We change our minds when it comes to the small things, but we we don’t change our minds over the big things.

As we grow older we can become more fixed in how we think about things.

Maybe we have things the wrong way around.

What if we changed our minds about the big things and didn’t change them about the small things – if you start signalling in your car to turn left, I don’t want you to turn right, or reverse.

To change one’s mind is often seen as being weak at best and dangerous at worst.
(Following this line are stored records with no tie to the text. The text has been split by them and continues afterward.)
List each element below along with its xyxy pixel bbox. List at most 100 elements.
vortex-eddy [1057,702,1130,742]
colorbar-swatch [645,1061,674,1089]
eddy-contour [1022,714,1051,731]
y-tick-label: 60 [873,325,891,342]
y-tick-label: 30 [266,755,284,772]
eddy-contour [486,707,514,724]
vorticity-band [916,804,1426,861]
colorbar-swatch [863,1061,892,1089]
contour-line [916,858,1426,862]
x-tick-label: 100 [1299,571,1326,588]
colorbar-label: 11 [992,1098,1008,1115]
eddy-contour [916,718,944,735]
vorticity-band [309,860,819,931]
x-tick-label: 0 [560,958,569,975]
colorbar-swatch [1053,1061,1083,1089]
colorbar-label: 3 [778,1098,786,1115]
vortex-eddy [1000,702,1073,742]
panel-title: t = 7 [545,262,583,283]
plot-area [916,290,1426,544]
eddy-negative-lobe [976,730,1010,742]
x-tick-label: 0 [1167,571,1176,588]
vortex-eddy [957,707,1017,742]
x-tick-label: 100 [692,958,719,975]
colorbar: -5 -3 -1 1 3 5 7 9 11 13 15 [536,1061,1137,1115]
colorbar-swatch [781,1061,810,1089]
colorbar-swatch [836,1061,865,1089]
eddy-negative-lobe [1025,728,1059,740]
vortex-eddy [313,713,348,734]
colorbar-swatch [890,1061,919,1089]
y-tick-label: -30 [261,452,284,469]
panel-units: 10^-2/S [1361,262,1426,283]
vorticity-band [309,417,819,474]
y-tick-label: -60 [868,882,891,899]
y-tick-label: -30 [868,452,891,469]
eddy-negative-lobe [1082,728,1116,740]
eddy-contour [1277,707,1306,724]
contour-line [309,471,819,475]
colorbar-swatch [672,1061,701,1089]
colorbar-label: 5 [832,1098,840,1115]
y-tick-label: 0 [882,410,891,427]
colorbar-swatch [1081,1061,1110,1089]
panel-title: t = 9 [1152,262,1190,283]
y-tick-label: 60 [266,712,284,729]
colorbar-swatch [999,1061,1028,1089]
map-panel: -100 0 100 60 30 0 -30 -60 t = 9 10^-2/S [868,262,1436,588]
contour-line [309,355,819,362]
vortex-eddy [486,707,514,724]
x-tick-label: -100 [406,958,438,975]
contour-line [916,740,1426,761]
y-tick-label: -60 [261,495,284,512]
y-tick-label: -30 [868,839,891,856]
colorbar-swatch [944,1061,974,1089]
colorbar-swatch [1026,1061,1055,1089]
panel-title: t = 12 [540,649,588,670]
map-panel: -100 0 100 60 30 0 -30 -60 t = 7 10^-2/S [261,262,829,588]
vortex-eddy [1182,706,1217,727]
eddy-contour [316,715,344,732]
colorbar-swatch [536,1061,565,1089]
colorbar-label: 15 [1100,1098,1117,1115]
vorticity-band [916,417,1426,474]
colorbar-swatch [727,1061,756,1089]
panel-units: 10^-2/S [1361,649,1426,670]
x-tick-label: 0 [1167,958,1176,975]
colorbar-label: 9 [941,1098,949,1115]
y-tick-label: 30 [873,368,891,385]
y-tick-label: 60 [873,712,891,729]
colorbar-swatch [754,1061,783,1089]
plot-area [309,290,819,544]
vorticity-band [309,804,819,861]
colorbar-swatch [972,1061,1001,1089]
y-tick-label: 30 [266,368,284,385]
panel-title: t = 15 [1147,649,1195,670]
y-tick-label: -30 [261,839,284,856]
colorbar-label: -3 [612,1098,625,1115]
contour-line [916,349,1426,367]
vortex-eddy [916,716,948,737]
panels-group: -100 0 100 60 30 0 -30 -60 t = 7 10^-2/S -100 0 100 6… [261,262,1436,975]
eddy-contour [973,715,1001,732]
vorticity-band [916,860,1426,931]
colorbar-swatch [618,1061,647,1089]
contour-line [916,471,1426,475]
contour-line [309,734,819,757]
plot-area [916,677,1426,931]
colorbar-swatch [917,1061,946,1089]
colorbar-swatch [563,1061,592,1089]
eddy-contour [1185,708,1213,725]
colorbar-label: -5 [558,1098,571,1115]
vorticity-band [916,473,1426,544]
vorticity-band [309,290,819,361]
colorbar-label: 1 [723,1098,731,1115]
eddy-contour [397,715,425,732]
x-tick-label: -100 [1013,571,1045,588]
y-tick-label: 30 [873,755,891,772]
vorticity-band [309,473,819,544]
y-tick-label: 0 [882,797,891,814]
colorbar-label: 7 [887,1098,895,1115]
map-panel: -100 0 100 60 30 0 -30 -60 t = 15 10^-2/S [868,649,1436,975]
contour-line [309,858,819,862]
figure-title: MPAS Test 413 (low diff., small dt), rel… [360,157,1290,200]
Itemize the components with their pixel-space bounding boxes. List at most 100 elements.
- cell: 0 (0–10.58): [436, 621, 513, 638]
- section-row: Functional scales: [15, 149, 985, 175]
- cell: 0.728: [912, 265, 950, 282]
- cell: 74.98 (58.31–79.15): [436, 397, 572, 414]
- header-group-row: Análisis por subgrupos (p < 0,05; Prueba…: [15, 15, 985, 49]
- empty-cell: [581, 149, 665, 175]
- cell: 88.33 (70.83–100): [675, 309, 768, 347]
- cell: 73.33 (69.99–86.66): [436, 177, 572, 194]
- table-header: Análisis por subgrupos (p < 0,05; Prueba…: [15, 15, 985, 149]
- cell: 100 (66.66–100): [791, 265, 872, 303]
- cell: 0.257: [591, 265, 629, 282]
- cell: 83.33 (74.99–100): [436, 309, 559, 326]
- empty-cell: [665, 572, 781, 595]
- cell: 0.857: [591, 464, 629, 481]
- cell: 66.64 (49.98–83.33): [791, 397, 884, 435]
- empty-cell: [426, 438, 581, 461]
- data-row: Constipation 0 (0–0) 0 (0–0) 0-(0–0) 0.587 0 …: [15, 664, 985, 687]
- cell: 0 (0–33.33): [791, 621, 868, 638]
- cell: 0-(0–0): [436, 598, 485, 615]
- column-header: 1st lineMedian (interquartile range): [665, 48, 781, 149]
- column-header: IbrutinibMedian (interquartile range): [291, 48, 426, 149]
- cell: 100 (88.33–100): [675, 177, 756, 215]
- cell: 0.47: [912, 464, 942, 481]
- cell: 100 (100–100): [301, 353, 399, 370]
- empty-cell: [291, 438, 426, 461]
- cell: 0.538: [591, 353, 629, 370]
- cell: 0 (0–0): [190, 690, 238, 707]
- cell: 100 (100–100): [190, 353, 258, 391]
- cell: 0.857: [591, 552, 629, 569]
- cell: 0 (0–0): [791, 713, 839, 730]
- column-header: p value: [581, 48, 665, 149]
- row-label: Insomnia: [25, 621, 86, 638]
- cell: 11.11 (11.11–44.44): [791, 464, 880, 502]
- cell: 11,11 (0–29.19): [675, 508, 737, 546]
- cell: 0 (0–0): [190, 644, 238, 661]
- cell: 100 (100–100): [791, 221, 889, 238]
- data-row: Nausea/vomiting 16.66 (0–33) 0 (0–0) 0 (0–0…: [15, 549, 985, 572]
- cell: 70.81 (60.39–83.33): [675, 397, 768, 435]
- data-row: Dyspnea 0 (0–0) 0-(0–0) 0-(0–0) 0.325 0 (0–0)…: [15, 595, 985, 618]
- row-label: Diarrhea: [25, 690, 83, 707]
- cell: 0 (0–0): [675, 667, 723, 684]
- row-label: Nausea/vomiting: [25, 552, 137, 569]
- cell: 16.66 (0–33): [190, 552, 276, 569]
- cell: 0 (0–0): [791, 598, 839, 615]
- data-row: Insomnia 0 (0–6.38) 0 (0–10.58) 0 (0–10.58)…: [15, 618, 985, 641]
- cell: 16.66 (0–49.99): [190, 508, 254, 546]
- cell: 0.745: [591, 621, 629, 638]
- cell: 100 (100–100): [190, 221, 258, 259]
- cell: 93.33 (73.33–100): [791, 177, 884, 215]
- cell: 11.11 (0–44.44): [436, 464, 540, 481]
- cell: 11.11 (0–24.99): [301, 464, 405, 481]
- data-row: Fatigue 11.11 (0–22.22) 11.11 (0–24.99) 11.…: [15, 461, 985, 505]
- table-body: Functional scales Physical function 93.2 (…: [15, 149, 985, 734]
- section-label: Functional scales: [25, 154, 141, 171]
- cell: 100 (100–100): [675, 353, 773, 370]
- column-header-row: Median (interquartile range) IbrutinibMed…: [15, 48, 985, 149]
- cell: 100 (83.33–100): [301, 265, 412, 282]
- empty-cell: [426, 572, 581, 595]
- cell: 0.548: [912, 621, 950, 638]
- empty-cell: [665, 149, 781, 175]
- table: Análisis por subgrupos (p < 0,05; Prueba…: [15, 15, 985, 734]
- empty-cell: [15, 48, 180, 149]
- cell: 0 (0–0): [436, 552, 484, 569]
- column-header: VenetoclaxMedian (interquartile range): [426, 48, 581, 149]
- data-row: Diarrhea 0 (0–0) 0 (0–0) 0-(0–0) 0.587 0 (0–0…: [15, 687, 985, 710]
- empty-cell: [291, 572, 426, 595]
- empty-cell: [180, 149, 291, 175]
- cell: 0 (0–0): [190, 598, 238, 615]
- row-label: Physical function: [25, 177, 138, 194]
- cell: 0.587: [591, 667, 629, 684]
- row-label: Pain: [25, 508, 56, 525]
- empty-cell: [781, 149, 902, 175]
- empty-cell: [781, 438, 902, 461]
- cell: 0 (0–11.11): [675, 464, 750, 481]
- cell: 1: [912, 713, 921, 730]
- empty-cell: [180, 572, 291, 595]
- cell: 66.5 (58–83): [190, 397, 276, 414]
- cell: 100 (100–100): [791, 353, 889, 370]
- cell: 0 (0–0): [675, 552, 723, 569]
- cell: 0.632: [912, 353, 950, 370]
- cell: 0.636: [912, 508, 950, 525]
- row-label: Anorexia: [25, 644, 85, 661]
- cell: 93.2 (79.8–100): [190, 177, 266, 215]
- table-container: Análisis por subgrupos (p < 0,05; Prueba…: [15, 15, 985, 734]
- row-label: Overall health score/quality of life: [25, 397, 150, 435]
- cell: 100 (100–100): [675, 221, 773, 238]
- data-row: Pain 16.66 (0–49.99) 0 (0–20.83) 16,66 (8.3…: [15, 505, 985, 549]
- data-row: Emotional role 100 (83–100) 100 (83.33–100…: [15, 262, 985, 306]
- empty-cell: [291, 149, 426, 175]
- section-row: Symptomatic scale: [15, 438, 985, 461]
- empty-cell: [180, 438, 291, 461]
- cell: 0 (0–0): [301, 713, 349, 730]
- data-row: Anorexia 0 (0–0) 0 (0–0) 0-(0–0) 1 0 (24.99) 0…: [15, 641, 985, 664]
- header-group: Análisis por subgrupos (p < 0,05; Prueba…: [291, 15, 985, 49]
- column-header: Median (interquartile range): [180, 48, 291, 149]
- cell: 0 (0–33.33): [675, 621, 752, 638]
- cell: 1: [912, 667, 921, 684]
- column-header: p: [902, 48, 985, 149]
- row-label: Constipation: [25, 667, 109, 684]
But to keep our eyes open to there being more to people, to the world, and to ourselves will require we change our mind and our heart:

‘By heart, I mean that place where the emotions meet reason to mobilise the will and shape identity.’*

It’s the best hope we have for changing our world for the better:

“By deliberately changing the internal image of reality, people can change the world.  Indeed, the real fundamental changes in societies have come about not by dictates of governments and the results of battles, but through vast numbers of people changing their minds.**

(*From Alex McManus’s Makers of Fire.)
(**Social scientist Will Harman, quoted in Joseph Jaworski’s Source.)